Publié le 29 Jan 2019 - 02:38
DR MAMADOU NDIAYE

Notre rapport à la vérité a été fortement ébranlé’’

 

Le chef de division multimédia au Centre des études et techniques de l’information (Cesti), Mamadou Ndiaye, analyse par courriel ce qui devrait être l’impact des ‘‘fake news’’ sur la présidentielle du 24 février 2019.

 

Les ‘‘fake news’’ rivalisent sérieusement les informations du journalisme classique. Est-ce dans l’ordre normal de l’évolution technologique ?

Les ‘‘fake news’’ ont toujours existé. Elles n’ont pas commencé avec le développement technologique.  Ce qui est nouveau, c’est que leur résonance est amplifiée par la vitesse de circulation de l'information sur Internet, le rythme effréné du partage des publications et la non-vérification des informations sur les réseaux sociaux. Le journalisme classique peut en souffrir, car en plus de perdre le monopole de l’information, les journalistes en arrivent à ne plus contrôler les sources même de ces nouvelles. Désormais, les informations qui inondent le web sont fabriquées par des algorithmes, par des institutions, par un ou plusieurs supports médiatiques à la solde d’un individu ou d’un groupement quelconque. Les ‘‘fake news’’ (infox ou fausses nouvelles) sont délibérément fausses, diffusées dans le but de manipuler et de tromper un public-cible. Dans ces conditions, on ne peut pas parler de rivalité, parce que la production de fake news est en parfaite contradiction avec les principes journalistiques.

Les chercheurs parlent d’une ‘‘ère post-vérité’’, où le mensonge égale pratiquement la vérité. Peut-on parler de la mort du journalisme ?
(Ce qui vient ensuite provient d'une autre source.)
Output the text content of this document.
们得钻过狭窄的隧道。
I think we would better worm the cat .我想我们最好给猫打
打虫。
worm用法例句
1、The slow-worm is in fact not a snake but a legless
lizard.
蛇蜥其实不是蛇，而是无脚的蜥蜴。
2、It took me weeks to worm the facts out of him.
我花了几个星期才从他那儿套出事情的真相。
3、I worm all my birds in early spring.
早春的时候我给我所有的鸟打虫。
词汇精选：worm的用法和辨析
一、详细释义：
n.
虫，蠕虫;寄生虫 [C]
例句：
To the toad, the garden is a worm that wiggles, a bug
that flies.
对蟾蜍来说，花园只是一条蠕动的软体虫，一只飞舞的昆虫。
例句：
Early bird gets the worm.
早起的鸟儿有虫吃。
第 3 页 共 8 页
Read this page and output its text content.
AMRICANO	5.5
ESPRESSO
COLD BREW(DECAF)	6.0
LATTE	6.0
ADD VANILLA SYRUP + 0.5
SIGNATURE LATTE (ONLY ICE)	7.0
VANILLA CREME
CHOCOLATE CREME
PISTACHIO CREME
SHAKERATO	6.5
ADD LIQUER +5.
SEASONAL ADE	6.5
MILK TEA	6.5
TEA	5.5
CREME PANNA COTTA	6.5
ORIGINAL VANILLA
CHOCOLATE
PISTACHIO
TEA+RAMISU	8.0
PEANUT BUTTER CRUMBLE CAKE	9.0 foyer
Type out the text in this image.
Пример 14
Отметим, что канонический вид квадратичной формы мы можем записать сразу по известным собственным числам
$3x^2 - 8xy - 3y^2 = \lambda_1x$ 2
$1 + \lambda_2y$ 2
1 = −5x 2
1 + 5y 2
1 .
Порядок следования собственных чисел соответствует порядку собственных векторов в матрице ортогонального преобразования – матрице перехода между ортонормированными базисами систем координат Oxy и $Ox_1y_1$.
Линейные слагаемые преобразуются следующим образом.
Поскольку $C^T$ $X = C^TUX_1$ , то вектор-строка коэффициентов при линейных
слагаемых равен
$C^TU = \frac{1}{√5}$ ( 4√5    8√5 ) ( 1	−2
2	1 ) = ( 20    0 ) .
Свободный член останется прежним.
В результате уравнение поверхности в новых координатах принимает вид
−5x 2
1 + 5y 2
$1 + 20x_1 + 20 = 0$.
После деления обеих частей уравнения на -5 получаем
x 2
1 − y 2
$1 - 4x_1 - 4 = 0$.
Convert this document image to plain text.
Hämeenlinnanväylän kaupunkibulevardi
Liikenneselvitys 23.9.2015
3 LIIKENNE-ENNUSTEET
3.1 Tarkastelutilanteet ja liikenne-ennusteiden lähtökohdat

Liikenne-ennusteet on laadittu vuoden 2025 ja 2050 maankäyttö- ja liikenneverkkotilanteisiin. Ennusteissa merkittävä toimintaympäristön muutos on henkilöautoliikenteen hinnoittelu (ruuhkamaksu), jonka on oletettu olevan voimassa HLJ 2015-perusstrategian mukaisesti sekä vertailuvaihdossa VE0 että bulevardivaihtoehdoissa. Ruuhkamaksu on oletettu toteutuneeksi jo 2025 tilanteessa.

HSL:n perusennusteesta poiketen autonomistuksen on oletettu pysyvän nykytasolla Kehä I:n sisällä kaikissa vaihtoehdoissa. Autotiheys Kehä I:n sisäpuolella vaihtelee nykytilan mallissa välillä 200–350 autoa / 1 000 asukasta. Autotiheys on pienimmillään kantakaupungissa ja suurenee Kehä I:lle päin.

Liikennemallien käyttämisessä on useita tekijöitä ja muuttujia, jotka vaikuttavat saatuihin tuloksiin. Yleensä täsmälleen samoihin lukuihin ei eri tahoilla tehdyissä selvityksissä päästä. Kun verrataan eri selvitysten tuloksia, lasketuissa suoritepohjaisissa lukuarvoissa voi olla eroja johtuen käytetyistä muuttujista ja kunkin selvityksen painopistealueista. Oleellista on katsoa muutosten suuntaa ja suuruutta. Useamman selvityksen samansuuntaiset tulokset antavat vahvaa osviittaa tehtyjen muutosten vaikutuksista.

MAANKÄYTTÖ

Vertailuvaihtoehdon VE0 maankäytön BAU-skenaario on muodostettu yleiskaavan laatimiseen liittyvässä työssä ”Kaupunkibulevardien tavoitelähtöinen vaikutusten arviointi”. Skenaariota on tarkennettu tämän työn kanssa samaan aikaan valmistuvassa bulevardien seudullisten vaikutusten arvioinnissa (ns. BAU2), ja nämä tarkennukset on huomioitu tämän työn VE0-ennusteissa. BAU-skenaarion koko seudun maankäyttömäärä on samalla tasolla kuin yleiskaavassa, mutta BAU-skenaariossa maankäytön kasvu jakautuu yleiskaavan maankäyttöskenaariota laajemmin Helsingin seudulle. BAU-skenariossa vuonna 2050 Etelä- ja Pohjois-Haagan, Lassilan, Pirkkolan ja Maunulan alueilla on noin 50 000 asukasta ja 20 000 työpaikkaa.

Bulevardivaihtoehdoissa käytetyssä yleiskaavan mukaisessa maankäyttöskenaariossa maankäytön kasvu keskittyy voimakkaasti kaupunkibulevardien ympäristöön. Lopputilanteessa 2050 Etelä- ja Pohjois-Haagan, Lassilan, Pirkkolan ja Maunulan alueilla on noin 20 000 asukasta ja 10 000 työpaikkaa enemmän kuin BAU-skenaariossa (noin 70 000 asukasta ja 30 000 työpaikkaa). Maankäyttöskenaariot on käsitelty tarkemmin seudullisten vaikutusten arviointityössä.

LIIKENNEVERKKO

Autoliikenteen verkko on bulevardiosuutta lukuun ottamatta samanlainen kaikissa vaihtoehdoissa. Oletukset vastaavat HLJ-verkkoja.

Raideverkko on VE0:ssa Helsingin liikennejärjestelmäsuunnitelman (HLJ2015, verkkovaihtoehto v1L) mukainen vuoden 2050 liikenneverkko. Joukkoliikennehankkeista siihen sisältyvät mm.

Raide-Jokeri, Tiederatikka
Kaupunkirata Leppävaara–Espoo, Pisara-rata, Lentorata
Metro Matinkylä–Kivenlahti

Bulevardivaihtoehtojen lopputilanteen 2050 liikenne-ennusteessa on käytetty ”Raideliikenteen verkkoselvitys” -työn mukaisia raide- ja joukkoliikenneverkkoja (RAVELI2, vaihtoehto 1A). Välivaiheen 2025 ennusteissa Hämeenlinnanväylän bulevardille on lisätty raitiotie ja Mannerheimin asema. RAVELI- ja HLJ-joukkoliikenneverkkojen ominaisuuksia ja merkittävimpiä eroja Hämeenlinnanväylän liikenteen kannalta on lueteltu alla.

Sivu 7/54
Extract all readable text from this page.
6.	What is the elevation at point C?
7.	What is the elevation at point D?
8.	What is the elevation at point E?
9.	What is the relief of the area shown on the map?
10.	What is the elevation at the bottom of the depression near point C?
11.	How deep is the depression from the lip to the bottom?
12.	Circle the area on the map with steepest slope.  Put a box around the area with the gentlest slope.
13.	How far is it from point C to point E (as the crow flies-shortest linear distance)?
Dans les grandes démocraties comme dans les pays en conflit, la vérité est attaquée de toutes parts. Cette situation est favorisée par la crise de confiance que traversent ces pays, la radicalisation toxique et partisane du climat politique, associées au sensationnalisme des médias, aux réseaux sociaux débridés, aux algorithmes programmés pour la viralité.  Le problème n’est même pas que les gens consomment des fausses nouvelles, c’est qu’on ne les atteint plus avec des vraies informations ou avec des démentis.

On en arrive aujourd’hui à parler d’une ère post-vérité. Même si les chercheurs ne sont pas unanimes sur le sens à donner à ce concept, il est clair, cependant, que notre rapport à la vérité a été fortement ébranlé. Notre société est passée de la falsifiabilité (possibilité d’être faux), pour parler comme Karl Popper, à la remise en question de toute vérité. Les fake news, en tant que telle, ne peuvent pas tuer le Journalisme pratiqué selon les règles de l’art. La vraie menace pour cette profession réside dans le fait, pour certains groupes de presse et leurs patrons, des journalistes ou personnalités qui se réclament comme tels s’investissent dans la fabrique et la légitimation de fausses informations. Une telle entreprise, loin de servir la profession, ne fera que lui enlever toute légitimité.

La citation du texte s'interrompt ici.